Tuesday, August 13, 2013

Goodbye Hawaii

 While I was swimming with the tropical fishies the other day, exploring these amazing underwater coral reefs near Maumae Beach, I couldn't feel sad that I was leaving Hawaii. Instead I felt blessed beyond reason that I have lived my life passionately for so many beautiful things. I've allowed myself to open my heart to unimaginable possibilities (unimaginable to me) for myself and my family and that's no reason to feel sad. I have had guidance from above all along my entire life even when I didn't realize it was happening, and that guiding light still leads on. 
So goodbye fishies, and corals, and beaches that I love. Goodbye dear friends that have touched my life for good.

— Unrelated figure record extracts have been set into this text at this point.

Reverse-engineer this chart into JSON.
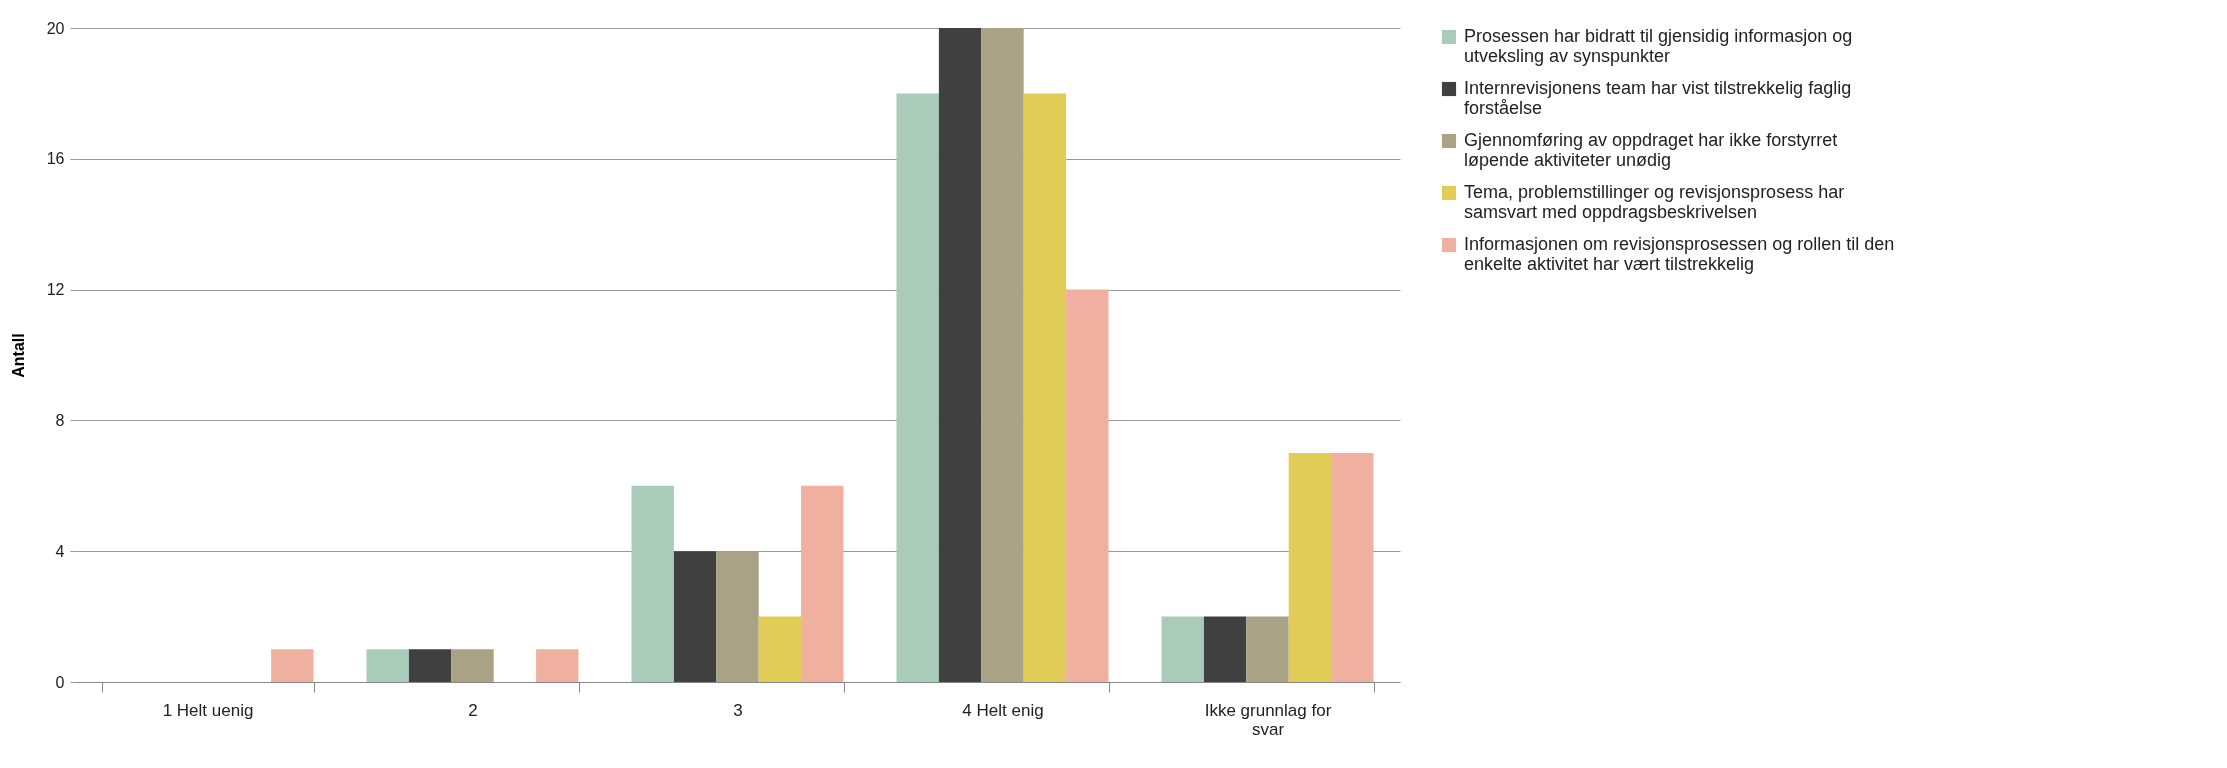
{
  "chart_data": {
    "type": "bar",
    "ylabel": "Antall",
    "categories": [
      "1 Helt uenig",
      "2",
      "3",
      "4 Helt enig",
      "Ikke grunnlag for svar"
    ],
    "series": [
      {
        "name": "Prosessen har bidratt til gjensidig informasjon og utveksling av synspunkter",
        "color": "#a9cbb9",
        "values": [
          0,
          1,
          6,
          18,
          2
        ]
      },
      {
        "name": "Internrevisjonens team har vist tilstrekkelig faglig forståelse",
        "color": "#404040",
        "values": [
          0,
          1,
          4,
          20,
          2
        ]
      },
      {
        "name": "Gjennomføring av oppdraget har ikke forstyrret løpende aktiviteter unødig",
        "color": "#aaa284",
        "values": [
          0,
          1,
          4,
          20,
          2
        ]
      },
      {
        "name": "Tema, problemstillinger og revisjonsprosess har samsvart med oppdragsbeskrivelsen",
        "color": "#e2cc58",
        "values": [
          0,
          0,
          2,
          18,
          7
        ]
      },
      {
        "name": "Informasjonen om revisjonsprosessen og rollen til den enkelte aktivitet har vært tilstrekkelig",
        "color": "#efb0a0",
        "values": [
          1,
          1,
          6,
          12,
          7
        ]
      }
    ],
    "ylim": [
      0,
      20
    ],
    "yticks": [
      0,
      4,
      8,
      12,
      16,
      20
    ],
    "grid": "y",
    "legend": "right"
  }
}
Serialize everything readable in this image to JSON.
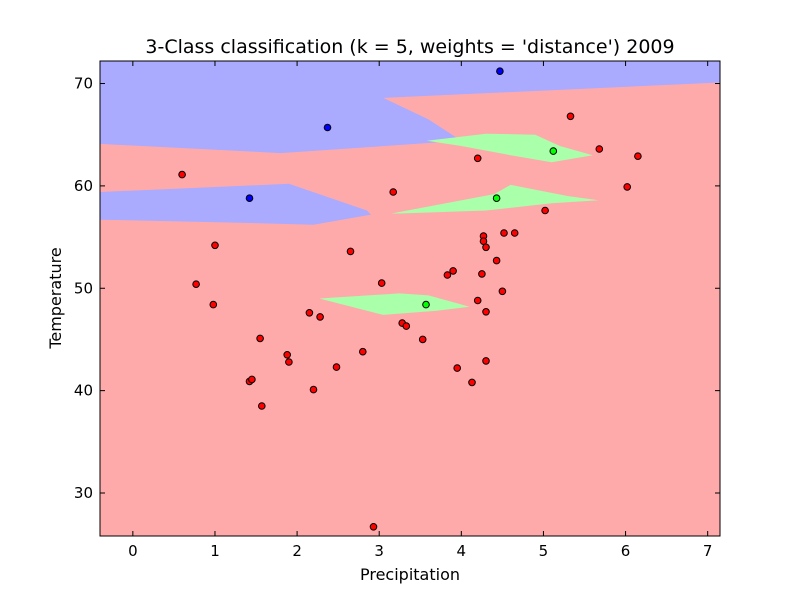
{
  "chart_data": {
    "type": "scatter",
    "title": "3-Class classification (k = 5, weights = 'distance') 2009",
    "xlabel": "Precipitation",
    "ylabel": "Temperature",
    "xlim": [
      -0.4,
      7.15
    ],
    "ylim": [
      25.8,
      72.2
    ],
    "xticks": [
      0,
      1,
      2,
      3,
      4,
      5,
      6,
      7
    ],
    "yticks": [
      30,
      40,
      50,
      60,
      70
    ],
    "grid": false,
    "colors": {
      "region_red": "#FFAAAA",
      "region_blue": "#AAAAFF",
      "region_green": "#AAFFAA",
      "point_red": "#FF0000",
      "point_blue": "#0000FF",
      "point_green": "#00FF00",
      "point_edge": "#000000"
    },
    "regions": [
      {
        "class": "blue",
        "points": [
          [
            -0.4,
            72.2
          ],
          [
            7.15,
            72.2
          ],
          [
            7.15,
            70.1
          ],
          [
            3.05,
            68.6
          ],
          [
            3.6,
            66.5
          ],
          [
            4.0,
            64.4
          ],
          [
            1.8,
            63.2
          ],
          [
            -0.4,
            64.1
          ]
        ]
      },
      {
        "class": "blue",
        "points": [
          [
            -0.4,
            59.4
          ],
          [
            1.9,
            60.2
          ],
          [
            2.85,
            57.6
          ],
          [
            2.9,
            57.2
          ],
          [
            2.2,
            56.2
          ],
          [
            1.3,
            56.4
          ],
          [
            -0.4,
            56.7
          ]
        ]
      },
      {
        "class": "green",
        "points": [
          [
            3.58,
            64.4
          ],
          [
            4.3,
            65.1
          ],
          [
            4.9,
            65.0
          ],
          [
            5.2,
            63.9
          ],
          [
            5.6,
            63.0
          ],
          [
            5.1,
            62.3
          ],
          [
            4.6,
            63.0
          ],
          [
            4.0,
            63.9
          ]
        ]
      },
      {
        "class": "green",
        "points": [
          [
            3.15,
            57.3
          ],
          [
            4.4,
            59.2
          ],
          [
            4.6,
            60.1
          ],
          [
            5.3,
            59.0
          ],
          [
            5.67,
            58.6
          ],
          [
            5.1,
            58.3
          ],
          [
            4.3,
            57.6
          ],
          [
            3.25,
            57.3
          ]
        ]
      },
      {
        "class": "green",
        "points": [
          [
            2.27,
            49.0
          ],
          [
            3.25,
            49.5
          ],
          [
            3.6,
            49.3
          ],
          [
            4.1,
            48.2
          ],
          [
            3.7,
            47.8
          ],
          [
            3.05,
            47.4
          ]
        ]
      }
    ],
    "series": [
      {
        "class": "red",
        "points": [
          [
            0.6,
            61.1
          ],
          [
            0.77,
            50.4
          ],
          [
            0.98,
            48.4
          ],
          [
            1.0,
            54.2
          ],
          [
            1.42,
            40.9
          ],
          [
            1.45,
            41.1
          ],
          [
            1.55,
            45.1
          ],
          [
            1.57,
            38.5
          ],
          [
            1.88,
            43.5
          ],
          [
            1.9,
            42.8
          ],
          [
            2.15,
            47.6
          ],
          [
            2.2,
            40.1
          ],
          [
            2.28,
            47.2
          ],
          [
            2.48,
            42.3
          ],
          [
            2.65,
            53.6
          ],
          [
            2.8,
            43.8
          ],
          [
            2.93,
            26.7
          ],
          [
            3.03,
            50.5
          ],
          [
            3.17,
            59.4
          ],
          [
            3.28,
            46.6
          ],
          [
            3.33,
            46.3
          ],
          [
            3.53,
            45.0
          ],
          [
            3.83,
            51.3
          ],
          [
            3.9,
            51.7
          ],
          [
            3.95,
            42.2
          ],
          [
            4.13,
            40.8
          ],
          [
            4.2,
            48.8
          ],
          [
            4.2,
            62.7
          ],
          [
            4.25,
            51.4
          ],
          [
            4.27,
            55.1
          ],
          [
            4.27,
            54.6
          ],
          [
            4.3,
            54.0
          ],
          [
            4.3,
            47.7
          ],
          [
            4.3,
            42.9
          ],
          [
            4.43,
            52.7
          ],
          [
            4.5,
            49.7
          ],
          [
            4.52,
            55.4
          ],
          [
            4.65,
            55.4
          ],
          [
            5.02,
            57.6
          ],
          [
            5.33,
            66.8
          ],
          [
            5.68,
            63.6
          ],
          [
            6.02,
            59.9
          ],
          [
            6.15,
            62.9
          ]
        ]
      },
      {
        "class": "blue",
        "points": [
          [
            1.42,
            58.8
          ],
          [
            2.37,
            65.7
          ],
          [
            4.47,
            71.2
          ]
        ]
      },
      {
        "class": "green",
        "points": [
          [
            3.57,
            48.4
          ],
          [
            4.43,
            58.8
          ],
          [
            5.12,
            63.4
          ]
        ]
      }
    ]
  }
}
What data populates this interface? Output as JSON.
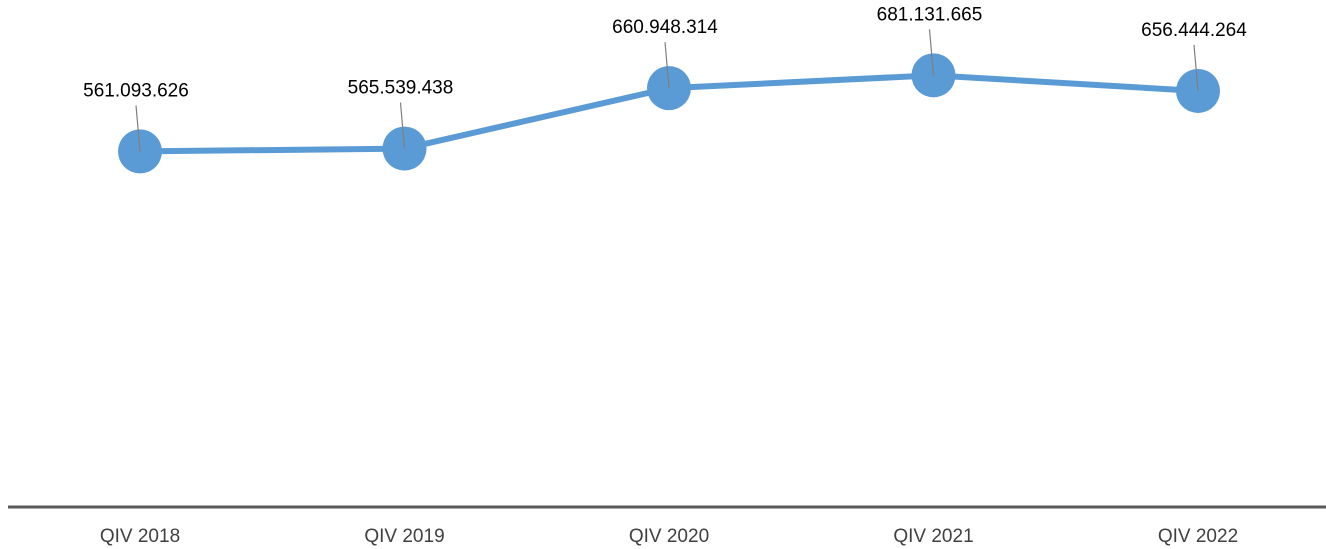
{
  "chart_data": {
    "type": "line",
    "categories": [
      "QIV 2018",
      "QIV 2019",
      "QIV 2020",
      "QIV 2021",
      "QIV 2022"
    ],
    "series": [
      {
        "color": "#5b9bd5",
        "values": [
          561093626,
          565539438,
          660948314,
          681131665,
          656444264
        ],
        "value_labels": [
          "561.093.626",
          "565.539.438",
          "660.948.314",
          "681.131.665",
          "656.444.264"
        ]
      }
    ],
    "ylim": [
      0,
      800000000
    ]
  }
}
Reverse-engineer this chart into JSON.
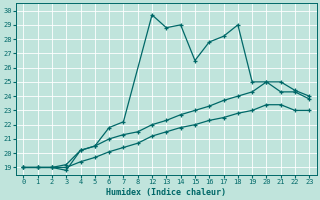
{
  "xlabel": "Humidex (Indice chaleur)",
  "bg_color": "#c0e4dc",
  "grid_color": "#ffffff",
  "line_color": "#006868",
  "xtick_labels": [
    "0",
    "1",
    "2",
    "3",
    "4",
    "5",
    "6",
    "7",
    "8",
    "12",
    "13",
    "14",
    "15",
    "16",
    "17",
    "18",
    "19",
    "20",
    "21",
    "22",
    "23"
  ],
  "ytick_labels": [
    "19",
    "20",
    "21",
    "22",
    "23",
    "24",
    "25",
    "26",
    "27",
    "28",
    "29",
    "30"
  ],
  "ylim_min": 18.5,
  "ylim_max": 30.5,
  "series1_xi": [
    0,
    1,
    2,
    3,
    4,
    5,
    6,
    7,
    9,
    10,
    11,
    12,
    13,
    14,
    15,
    16,
    17,
    18,
    19,
    20
  ],
  "series1_y": [
    19,
    19,
    19,
    18.8,
    20.2,
    20.5,
    21.8,
    22.2,
    29.7,
    28.8,
    29.0,
    26.5,
    27.8,
    28.2,
    29.0,
    25.0,
    25.0,
    24.3,
    24.3,
    23.8
  ],
  "series2_xi": [
    0,
    1,
    2,
    3,
    4,
    5,
    6,
    7,
    8,
    9,
    10,
    11,
    12,
    13,
    14,
    15,
    16,
    17,
    18,
    19,
    20
  ],
  "series2_y": [
    19,
    19,
    19,
    19.2,
    20.2,
    20.5,
    21.0,
    21.3,
    21.5,
    22.0,
    22.3,
    22.7,
    23.0,
    23.3,
    23.7,
    24.0,
    24.3,
    25.0,
    25.0,
    24.4,
    24.0
  ],
  "series3_xi": [
    0,
    1,
    2,
    3,
    4,
    5,
    6,
    7,
    8,
    9,
    10,
    11,
    12,
    13,
    14,
    15,
    16,
    17,
    18,
    19,
    20
  ],
  "series3_y": [
    19,
    19,
    19,
    19,
    19.4,
    19.7,
    20.1,
    20.4,
    20.7,
    21.2,
    21.5,
    21.8,
    22.0,
    22.3,
    22.5,
    22.8,
    23.0,
    23.4,
    23.4,
    23.0,
    23.0
  ]
}
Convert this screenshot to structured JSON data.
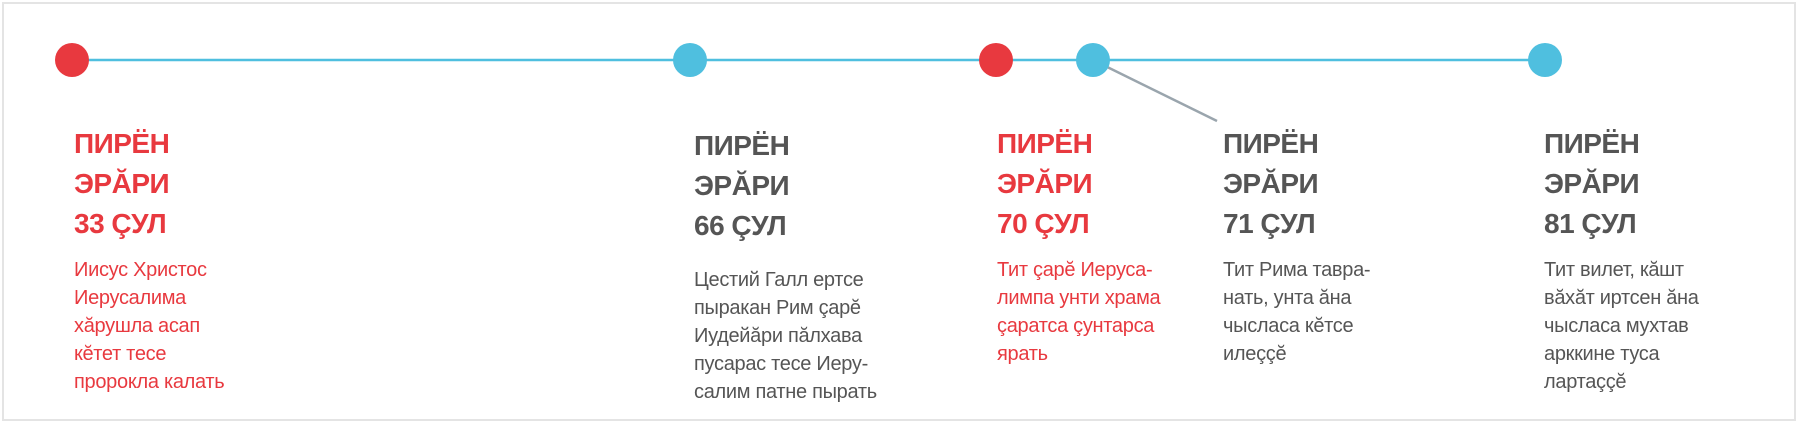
{
  "colors": {
    "red": "#e8393f",
    "blue": "#4fbfdf",
    "gray": "#555555",
    "line": "#4fbfdf",
    "connector": "#9aa5ad"
  },
  "events": [
    {
      "line1": "ПИРЁН",
      "line2": "ЭРӐРИ",
      "year": "33 ÇУЛ",
      "text": "Иисус Христос\nИерусалима\nхӑрушла асап\nкӗтет тесе\nпророкла калать",
      "color": "red"
    },
    {
      "line1": "ПИРЁН",
      "line2": "ЭРӐРИ",
      "year": "66 ÇУЛ",
      "text": "Цестий Галл ертсе\nпыракан Рим çарӗ\nИудейӑри пӑлхава\nпусарас тесе Иеру-\nсалим патне пырать",
      "color": "blue"
    },
    {
      "line1": "ПИРЁН",
      "line2": "ЭРӐРИ",
      "year": "70 ÇУЛ",
      "text": "Тит çарӗ Иеруса-\nлимпа унти храма\nçаратса çунтарса\nярать",
      "color": "red"
    },
    {
      "line1": "ПИРЁН",
      "line2": "ЭРӐРИ",
      "year": "71 ÇУЛ",
      "text": "Тит Рима тавра-\nнать, унта ӑна\nчысласа кӗтсе\nилеççӗ",
      "color": "blue"
    },
    {
      "line1": "ПИРЁН",
      "line2": "ЭРӐРИ",
      "year": "81 ÇУЛ",
      "text": "Тит вилет, кӑшт\nвӑхӑт иртсен ӑна\nчысласа мухтав\nарккине туса\nлартаççӗ",
      "color": "blue"
    }
  ]
}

Goodbye my beautiful, breathtaking Big Island life-I am moving into a new direction that calls to me from the deepest corners of the Universe and straight to the warmest chambers of my heart. 
Now move over a bit fishies, and make room for red rock mountains, rolling rivers, and orange desert sunsets! There's more than enough room in my life for all of you!

 

 


I wrote the above paragraph on facebook a week before we left Hawaii. I decided to post it here because it is still true. 
During this move I have felt the powerful, guiding light from God lead our way, as we've led our family across the ocean to our final destination in Utah. 
Moving is scary. Moving is stressful. And moving takes a leap of faith that I often feel takes all the faith that I have!
When we arrived to the Big island 2 years ago I told myself (and anyone else who would listen to me) that,"I am NEVER moving again. EVER." I insisted that Hawaii my last stop before I died, and you'd have to peal my dead body off the black lava rocks to ever move me again. Yet here I am, moving again. You can chalk this move right up there with, "I will never get married, I will never homeschool my kids, and I will never be a Mormon, again."  Check, check, and.....check--I called my own bluffs three times in the past 15 years, and can't imagine my life any differently.

The morning of our departure from Hilo I was a crying wreck of a woman! I cried when I said goodbye to our chickens, I cried when I said goodbye to our little house, and I cried when my 3 year old asked me if there were Honus living in Utah. I was finally tired of feeling sorry for myself when I opened my scriptures to a scripture that would end up carrying me through the day. It was in Doctrine and Covenants 50: 41-42:

"Fear not, little children, for you are mine, and I have overcome the world, and you are of them that my Father hath given me; And none of them that my Father hath given me shall be lost."

I felt for certain in that moment that Christ was speaking to my soul, reminding me that He would never allow me to be lost. Wherever I go in life, He will guide me, be with me, and move me where I will be happiest in that season of my life.
 I thought about that scripture all throughout the day and night as we went through all the chaos of moving our family. When my mind would start to worry about how much I would miss Hawaii, I immediately knew I would not feel lost. When my mind started to spiral into  negative thoughts about how I would adjust again to living in rural Utah, I was reminded again that I would not be lost--that I would make new friends, and find ways to use my talents and abilities to bless my family and community. 
I know that I cannot be lost with the Lord by my side.

This is the creek next to our new house here in Utah. It is beautiful. 
Watching my children splash and play in it this past week has made me so happy. 
They've been making stone knives and cutting down branches:
They've been collecting dinosaur eggs and building dinosuar nests:
They've been swimming in the creek on hot afternoons:
I truly really love it here. Thank you Lord for never letting me get lost. I am right where I want to be.

4 comments:

arianne said...

Love your photos and your words. (You can skateboard?!) Welcome back to Utah.

Da Denninghoff's said...

Love it! Just beautiful! All of it!

Katherine said...

I love reading your words. You are so full of joy and love and faith and goodness. Thank you for sharing from your soul. These pictures are amazing!

Sally Jackson said...

Thank you Arianne! Glad to be back! And yes, this old lady can still ride a sk8board--lol! Nita, muchos mahalos for your enthusiasm. Katherine-- Your comment reminded me to always write from my soul. Love you!